Rheinbahn-Chef Michael Clausecker muss gehen

Umstrittener Düsseldorfer Manager : Rheinbahn-Chef Michael Clausecker muss gehen

Der Aufsichtsrat hat das Vertrauen in den Rheinbahn-Chef verloren. Seine Nachfolge ist noch unklar. Das Unternehmen war zuletzt durch Fahrermangel und ungewöhnlich viele Bus- und Bahnausfälle in die Kritik geraten.

Nach weniger als drei Jahren im Amt muss der Vorstandschef der Düsseldorfer Rheinbahn, Michael Clausecker, seinen Posten räumen. Der Aufsichtsrat entschied sich am Mittwochnachmittag gegen eine Weiterarbeit mit dem Manager. Zu Beginn der für 17 Uhr terminierten Sitzung wurde ihm die Entscheidung mitgeteilt.

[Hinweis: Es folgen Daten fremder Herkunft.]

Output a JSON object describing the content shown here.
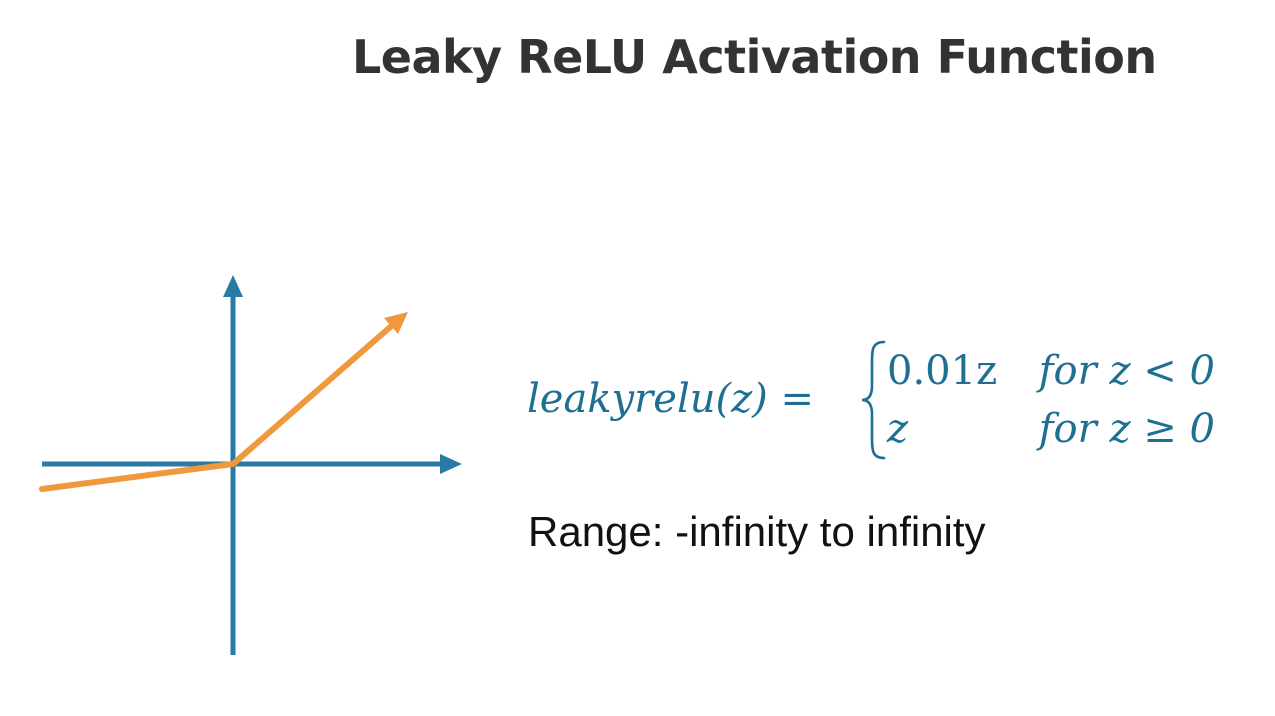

Oberbürgermeister Thomas Geisel (SPD), der den Aufsichtsrat führt und Clausecker geholt hatte, teilte am Abend mit, er habe feststellen müssen, dass die nötige Unterstützung für dessen Kurs nicht mehr gegeben sei. Sowohl die acht Anteilseigner im Gremium, also die politischen Vertreter, als auch der sogenannte Viererausschuss mit je zwei Mitarbeiter- und Stadtvertretern (darunter Geisel) hatten vor der Sitzung einstimmig für eine Ablösung votiert. Clausecker erhält aller Voraussicht nach noch zwei Jahresgehälter von je bis zu 305.000 Euro, da sein Vertrag noch nicht erfüllt war.

Die Nachfolge ist noch völlig unklar. Man wolle „möglichst zeitnah, aber mit der erforderlichen Sorgfalt“ geeignete Bewerber vorschlagen. Ob im Unternehmen oder nur extern gesucht wird, ist nicht bekannt. Der zweite Vorstand und Arbeitsdirektor Klaus Klar behält seinen Posten.

Clausecker stand unter Druck, weil sein Wachstumsprogramm für die Rheinbahn nicht den erwünschten Erfolg gebracht hat. Darüber hinaus hat das städtische Verkehrsunternehmen mit Problemen im Betrieb zu kämpfen. Durch Fahrermangel und überalterte Fahrzeuge fallen derzeit ungewöhnlich viele Bus- und Bahnfahrten aus. Auch eine missglückte Zugbestellung hatte zuletzt für Schlagzeilen gesorgt: Ein Prototyp einer neuen Stadtbahn war zu breit geraten und bei einer Testfahrt an einem Bahnsteig in Duisburg entlang geschrammt.

Die Absetzung hatte sich angedeutet. Der Aufsichtsratsvorsitzende der Rheinbahn, Oberbürgermeister Thomas Geisel (SPD), hatte den Manager am Dienstag in einem Interview mit unserer Redaktion scharf kritisiert und ihm Fehler im Kerngeschäft der Rheinbahn, also vor allem dem Bahnverkehr, vorgeworfen. „Statt sich um das Pflichtprogramm zu kümmern, hat sich der Vorstand zu stark um Zusatzprojekte gekümmert, die aus meiner Sicht zwar schön, aber nicht vordringlich sind“, sagte Geisel.

Die Nachfolge ist noch offen. Der zweite Vorstand der Rheinbahn, Klaus Klar, darf seine Arbeit fortsetzen.